Cross Currency – A currency pair that does not include US dollars – e.g. EUR/GBP.
Currency Pair – Two currencies involved in a FOREX transaction – e.g. EUR/USD.
Economic Indicator – A statistical report issued by governments or academic institutions indicating economic conditions within a country.
First In First Out (FIFO) – refers to the order open orders are liquidated. The first orders to be liquidated are the first that were opened.
Foreign Exchange (FOREX, FX,) – Simultaneously buying one currency and selling another.
Fundamental Analysis – Analysis of political and economic conditions that can affect currency prices.
Leverage or Margin – The ratio of the value of a transaction to the required deposit. A common margin for FOREX trading is 100:1 – you can trade currency worth 100 times the amount of your deposit.
Limit Order – An order to buy or sell when the price reaches a specified level.
Lot– The size of a FOREX transaction. Standard lots are worth about 100,000 US dollars.
Major Currency – The euro, German mark, Swiss franc, British pound, and the Japanese yen are the major currencies.

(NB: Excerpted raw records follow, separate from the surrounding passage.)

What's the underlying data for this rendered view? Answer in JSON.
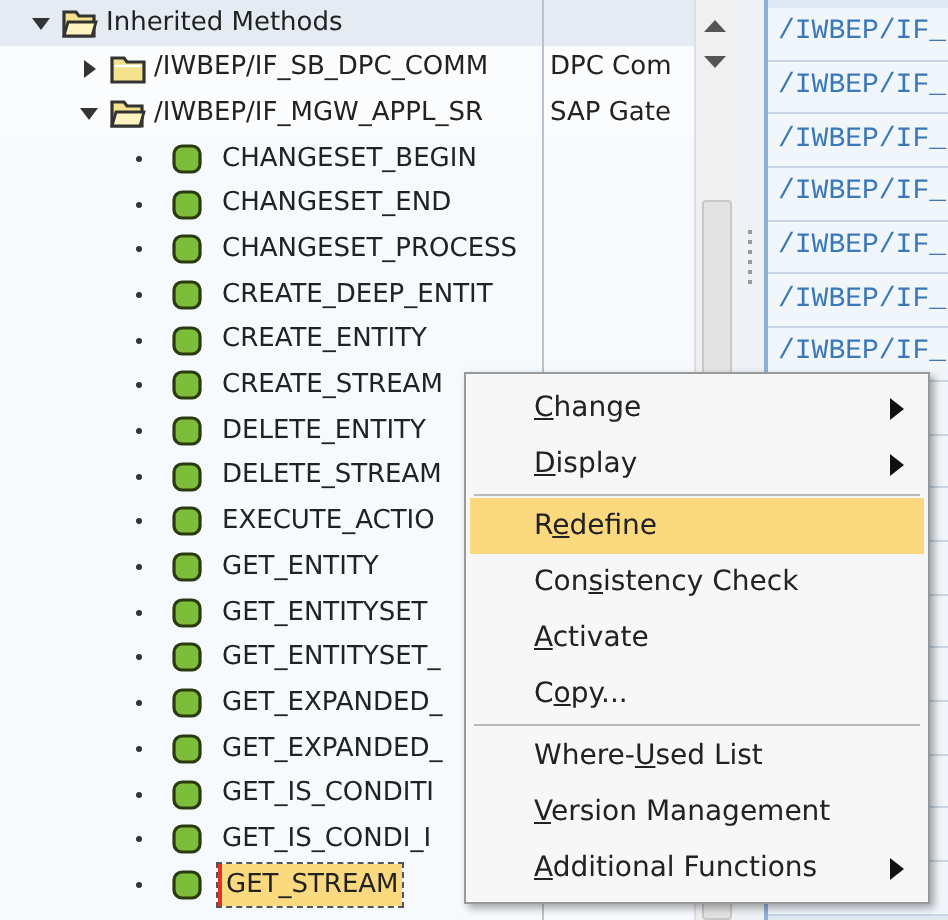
{
  "tree": {
    "items": [
      {
        "kind": "folder",
        "label": "Inherited Methods",
        "expanded": true,
        "children": [
          {
            "kind": "folder",
            "label": "/IWBEP/IF_SB_DPC_COMM",
            "description": "DPC Com",
            "expanded": false
          },
          {
            "kind": "folder",
            "label": "/IWBEP/IF_MGW_APPL_SR",
            "description": "SAP Gate",
            "expanded": true,
            "children": [
              {
                "kind": "method",
                "label": "CHANGESET_BEGIN",
                "selected": false
              },
              {
                "kind": "method",
                "label": "CHANGESET_END",
                "selected": false
              },
              {
                "kind": "method",
                "label": "CHANGESET_PROCESS",
                "selected": false
              },
              {
                "kind": "method",
                "label": "CREATE_DEEP_ENTIT",
                "selected": false
              },
              {
                "kind": "method",
                "label": "CREATE_ENTITY",
                "selected": false
              },
              {
                "kind": "method",
                "label": "CREATE_STREAM",
                "selected": false
              },
              {
                "kind": "method",
                "label": "DELETE_ENTITY",
                "selected": false
              },
              {
                "kind": "method",
                "label": "DELETE_STREAM",
                "selected": false
              },
              {
                "kind": "method",
                "label": "EXECUTE_ACTIO",
                "selected": false
              },
              {
                "kind": "method",
                "label": "GET_ENTITY",
                "selected": false
              },
              {
                "kind": "method",
                "label": "GET_ENTITYSET",
                "selected": false
              },
              {
                "kind": "method",
                "label": "GET_ENTITYSET_",
                "selected": false
              },
              {
                "kind": "method",
                "label": "GET_EXPANDED_",
                "selected": false
              },
              {
                "kind": "method",
                "label": "GET_EXPANDED_",
                "selected": false
              },
              {
                "kind": "method",
                "label": "GET_IS_CONDITI",
                "selected": false
              },
              {
                "kind": "method",
                "label": "GET_IS_CONDI_I",
                "selected": false
              },
              {
                "kind": "method",
                "label": "GET_STREAM",
                "selected": true
              }
            ]
          }
        ]
      }
    ]
  },
  "right_panel": {
    "rows": [
      "/IWBEP/IF_",
      "/IWBEP/IF_",
      "/IWBEP/IF_",
      "/IWBEP/IF_",
      "/IWBEP/IF_",
      "/IWBEP/IF_",
      "/IWBEP/IF_"
    ]
  },
  "context_menu": {
    "items": [
      {
        "kind": "item",
        "key": "C",
        "post": "hange",
        "submenu": true,
        "selected": false
      },
      {
        "kind": "item",
        "key": "D",
        "post": "isplay",
        "submenu": true,
        "selected": false
      },
      {
        "kind": "separator"
      },
      {
        "kind": "item",
        "pre": "R",
        "key": "e",
        "post": "define",
        "submenu": false,
        "selected": true
      },
      {
        "kind": "item",
        "pre": "Con",
        "key": "s",
        "post": "istency Check",
        "submenu": false,
        "selected": false
      },
      {
        "kind": "item",
        "key": "A",
        "post": "ctivate",
        "submenu": false,
        "selected": false
      },
      {
        "kind": "item",
        "pre": "C",
        "key": "o",
        "post": "py...",
        "submenu": false,
        "selected": false
      },
      {
        "kind": "separator"
      },
      {
        "kind": "item",
        "pre": "Where-",
        "key": "U",
        "post": "sed List",
        "submenu": false,
        "selected": false
      },
      {
        "kind": "item",
        "key": "V",
        "post": "ersion Management",
        "submenu": false,
        "selected": false
      },
      {
        "kind": "item",
        "key": "A",
        "post": "dditional Functions",
        "submenu": true,
        "selected": false
      }
    ]
  }
}
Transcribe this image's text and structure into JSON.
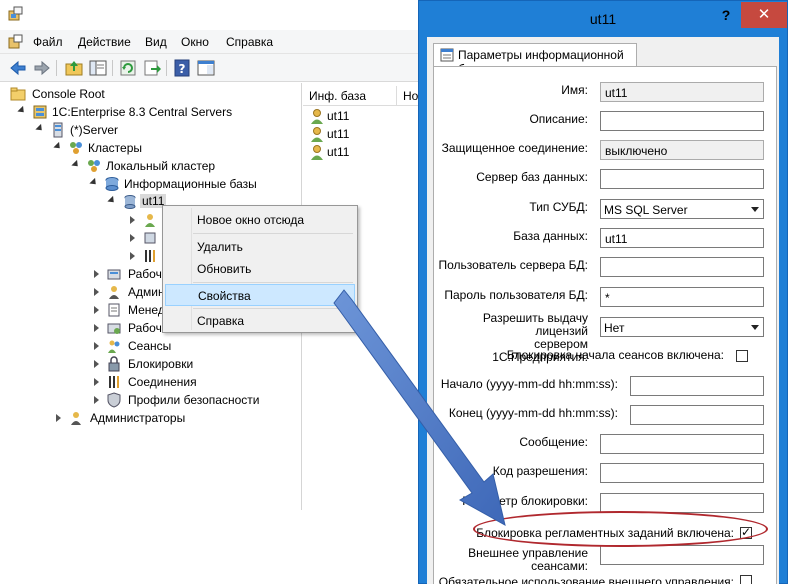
{
  "menu": [
    "Файл",
    "Действие",
    "Вид",
    "Окно",
    "Справка"
  ],
  "toolbar_icons": [
    "back-arrow-icon",
    "forward-arrow-icon",
    "up-folder-icon",
    "show-tree-icon",
    "refresh-icon",
    "export-icon",
    "help-icon",
    "properties-pane-icon"
  ],
  "tree": {
    "root": "Console Root",
    "servers": "1C:Enterprise 8.3 Central Servers",
    "server": "(*)Server",
    "clusters": "Кластеры",
    "local_cluster": "Локальный кластер",
    "infobases": "Информационные базы",
    "ut11": "ut11",
    "working_processes_short": "Рабоч",
    "admins_short": "Админ",
    "managers_short": "Менед",
    "working_servers_short": "Рабоч",
    "sessions": "Сеансы",
    "locks": "Блокировки",
    "connections": "Соединения",
    "security_profiles": "Профили безопасности",
    "administrators": "Администраторы"
  },
  "list": {
    "col1": "Инф. база",
    "col2": "Но",
    "rows": [
      "ut11",
      "ut11",
      "ut11"
    ]
  },
  "context_menu": {
    "new_window": "Новое окно отсюда",
    "delete": "Удалить",
    "refresh": "Обновить",
    "properties": "Свойства",
    "help": "Справка"
  },
  "dialog": {
    "title": "ut11",
    "help": "?",
    "close": "✕",
    "tab": "Параметры информационной базы",
    "fields": {
      "name_label": "Имя:",
      "name_value": "ut11",
      "desc_label": "Описание:",
      "desc_value": "",
      "secure_label": "Защищенное соединение:",
      "secure_value": "выключено",
      "dbserver_label": "Сервер баз данных:",
      "dbserver_value": "",
      "dbms_label": "Тип СУБД:",
      "dbms_value": "MS SQL Server",
      "db_label": "База данных:",
      "db_value": "ut11",
      "dbuser_label": "Пользователь сервера БД:",
      "dbuser_value": "",
      "dbpass_label": "Пароль пользователя БД:",
      "dbpass_value": "*",
      "license_label_1": "Разрешить выдачу лицензий",
      "license_label_2": "сервером 1С:Предприятия:",
      "license_value": "Нет",
      "session_lock_label": "Блокировка начала сеансов включена:",
      "start_label": "Начало (yyyy-mm-dd hh:mm:ss):",
      "end_label": "Конец (yyyy-mm-dd hh:mm:ss):",
      "message_label": "Сообщение:",
      "permission_label": "Код разрешения:",
      "lock_param_label": "Параметр блокировки:",
      "sched_jobs_label": "Блокировка регламентных заданий включена:",
      "ext_mgmt_label_1": "Внешнее управление",
      "ext_mgmt_label_2": "сеансами:",
      "ext_mgmt_required_label": "Обязательное использование внешнего управления:"
    },
    "session_lock_checked": false,
    "sched_jobs_checked": true,
    "ext_mgmt_required_checked": false
  },
  "colors": {
    "dialog_border": "#1f7fd6",
    "close_button": "#c6493f",
    "highlight": "#cde8ff",
    "arrow": "#4a78c8",
    "ellipse": "#b0282e"
  }
}
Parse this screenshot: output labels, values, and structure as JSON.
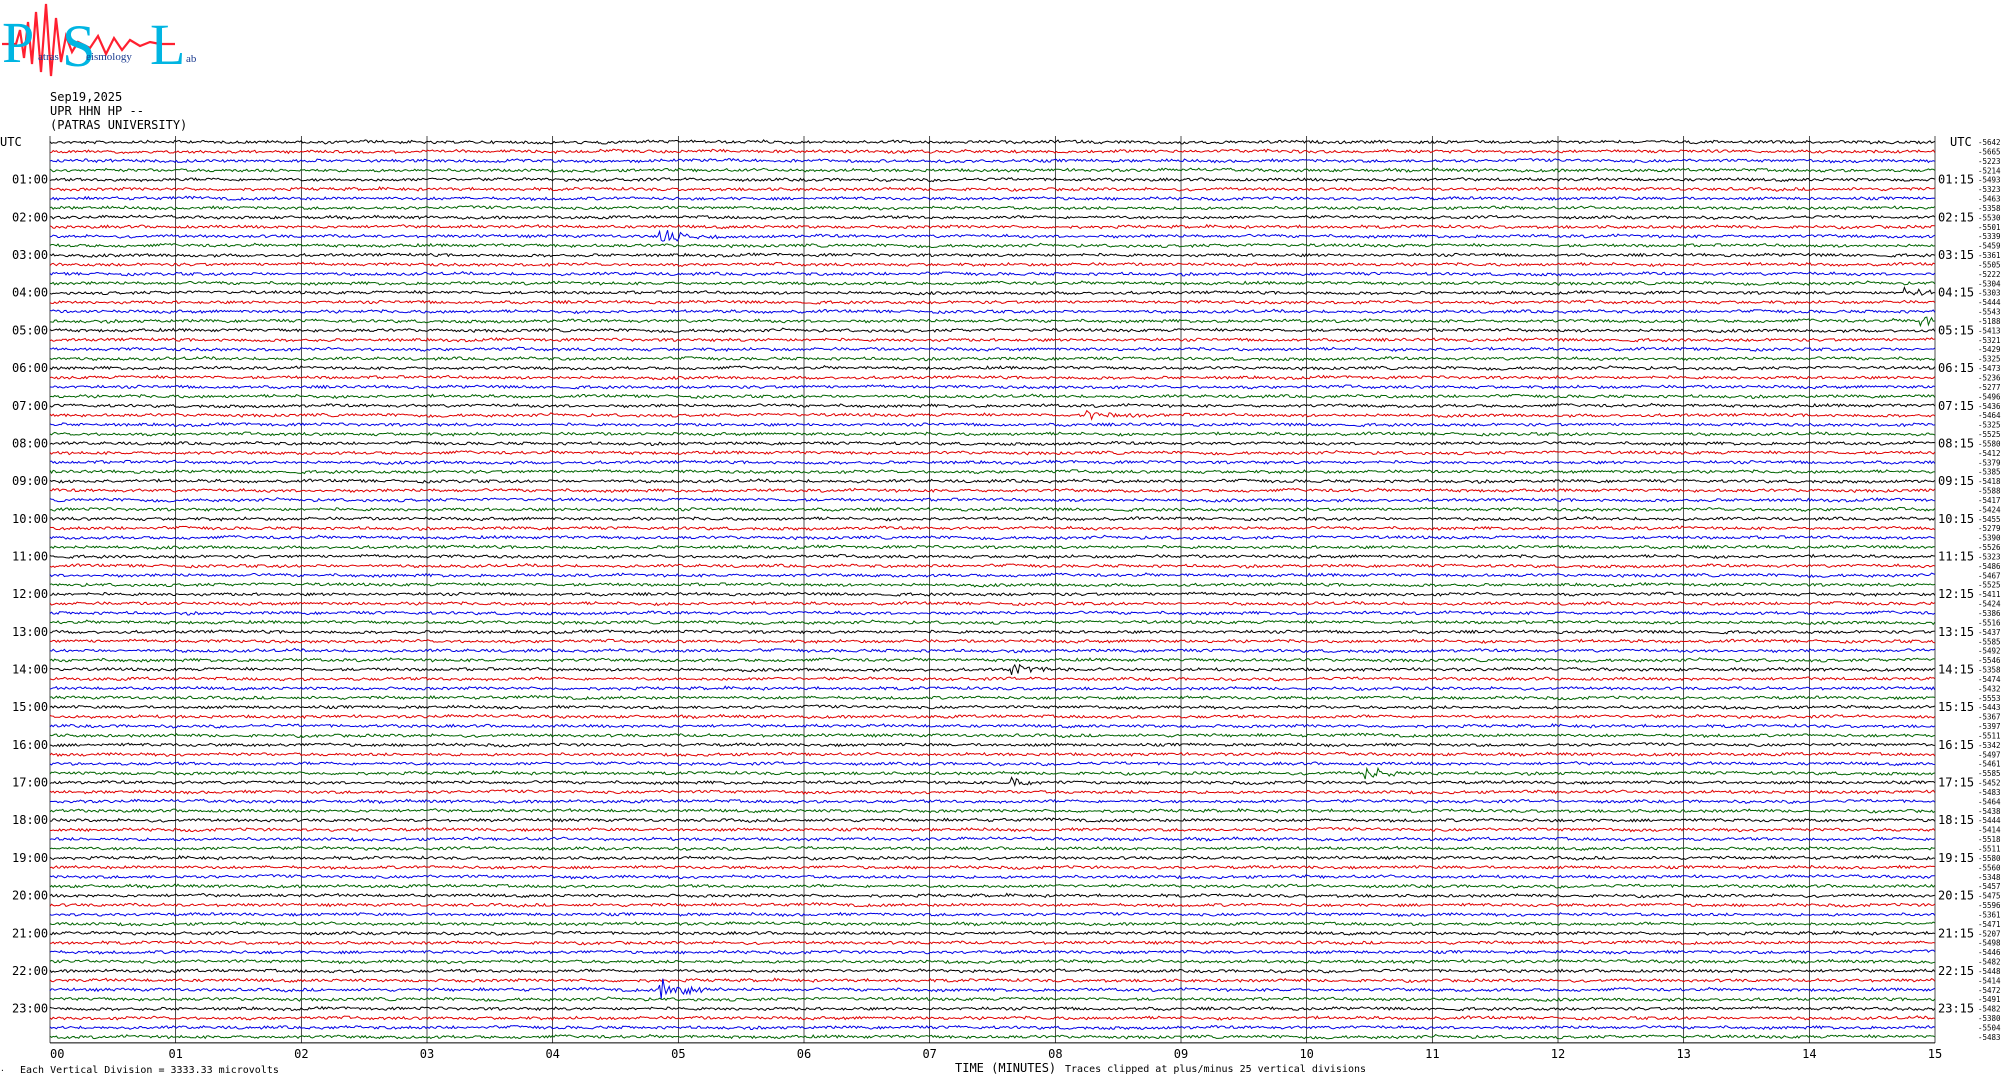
{
  "logo": {
    "letters": [
      "P",
      "S",
      "L"
    ],
    "words": [
      "atras",
      "eismology",
      "ab"
    ]
  },
  "header": {
    "date": "Sep19,2025",
    "station": "UPR HHN HP --",
    "institution": "(PATRAS UNIVERSITY)"
  },
  "chart_data": {
    "type": "line",
    "left_utc_label": "UTC",
    "right_utc_label": "UTC",
    "xlabel": "TIME (MINUTES)",
    "xticks": [
      "00",
      "01",
      "02",
      "03",
      "04",
      "05",
      "06",
      "07",
      "08",
      "09",
      "10",
      "11",
      "12",
      "13",
      "14",
      "15"
    ],
    "xlim": [
      0,
      15
    ],
    "trace_count": 96,
    "trace_minutes": 15,
    "trace_colors": [
      "#000000",
      "#e00000",
      "#0000e6",
      "#006400"
    ],
    "left_hour_labels": [
      "01:00",
      "02:00",
      "03:00",
      "04:00",
      "05:00",
      "06:00",
      "07:00",
      "08:00",
      "09:00",
      "10:00",
      "11:00",
      "12:00",
      "13:00",
      "14:00",
      "15:00",
      "16:00",
      "17:00",
      "18:00",
      "19:00",
      "20:00",
      "21:00",
      "22:00",
      "23:00"
    ],
    "right_hour_labels": [
      "01:15",
      "02:15",
      "03:15",
      "04:15",
      "05:15",
      "06:15",
      "07:15",
      "08:15",
      "09:15",
      "10:15",
      "11:15",
      "12:15",
      "13:15",
      "14:15",
      "15:15",
      "16:15",
      "17:15",
      "18:15",
      "19:15",
      "20:15",
      "21:15",
      "22:15",
      "23:15"
    ],
    "trace_offsets": [
      "-5642",
      "-5665",
      "-5223",
      "-5214",
      "-5493",
      "-5323",
      "-5463",
      "-5358",
      "-5530",
      "-5501",
      "-5339",
      "-5459",
      "-5361",
      "-5505",
      "-5222",
      "-5304",
      "-5303",
      "-5444",
      "-5543",
      "-5188",
      "-5413",
      "-5321",
      "-5429",
      "-5325",
      "-5473",
      "-5236",
      "-5277",
      "-5496",
      "-5436",
      "-5464",
      "-5325",
      "-5525",
      "-5580",
      "-5412",
      "-5379",
      "-5385",
      "-5418",
      "-5588",
      "-5417",
      "-5424",
      "-5455",
      "-5279",
      "-5390",
      "-5526",
      "-5323",
      "-5486",
      "-5467",
      "-5525",
      "-5411",
      "-5424",
      "-5386",
      "-5516",
      "-5437",
      "-5585",
      "-5492",
      "-5546",
      "-5358",
      "-5474",
      "-5432",
      "-5553",
      "-5443",
      "-5367",
      "-5397",
      "-5511",
      "-5342",
      "-5497",
      "-5461",
      "-5585",
      "-5452",
      "-5483",
      "-5464",
      "-5438",
      "-5444",
      "-5414",
      "-5518",
      "-5511",
      "-5580",
      "-5560",
      "-5348",
      "-5457",
      "-5475",
      "-5596",
      "-5361",
      "-5471",
      "-5207",
      "-5498",
      "-5446",
      "-5482",
      "-5448",
      "-5414",
      "-5472",
      "-5491",
      "-5482",
      "-5380",
      "-5504",
      "-5483"
    ],
    "events": [
      {
        "trace": 10,
        "minute": 4.9,
        "strength": 2.0
      },
      {
        "trace": 16,
        "minute": 14.8,
        "strength": 1.6
      },
      {
        "trace": 19,
        "minute": 14.9,
        "strength": 1.8
      },
      {
        "trace": 29,
        "minute": 8.3,
        "strength": 1.8
      },
      {
        "trace": 56,
        "minute": 7.7,
        "strength": 1.8
      },
      {
        "trace": 67,
        "minute": 10.5,
        "strength": 2.2
      },
      {
        "trace": 68,
        "minute": 7.7,
        "strength": 1.5
      },
      {
        "trace": 90,
        "minute": 4.9,
        "strength": 4.0
      }
    ]
  },
  "footer": {
    "vertical_division": "Each Vertical Division = 3333.33 microvolts",
    "clip_note": "Traces clipped at plus/minus 25 vertical divisions"
  }
}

Minor Currency – The Canadian dollar, the Australian dollar, and the New Zealand dollar are the minor currencies.
One Cancels the Other (OCO) – Two orders placed simultaneously with instructions to cancel the second order on execution of the first.
Open Position – An active trade that has not been closed.
Pips or Points – The smallest unit a currency can be traded in.
Quote Currency – The second currency in a currency pair. In the currency pair USD/EUR the euro is the quote currency.
Rollover – Extending the settlement time of spot deals to the current delivery date. The cost of rollover is calculated using swap points based on interest rate differentials.
Technical Analysis – Analysis of historical market data to predict future movements in the market.
Tick – The minimum change in price.
Transaction Cost – The cost of a FOREX transaction – typically the spread between bid and ask prices.
Volatility – A statistical measure indicating the tendency of sharp price movements within a period of time.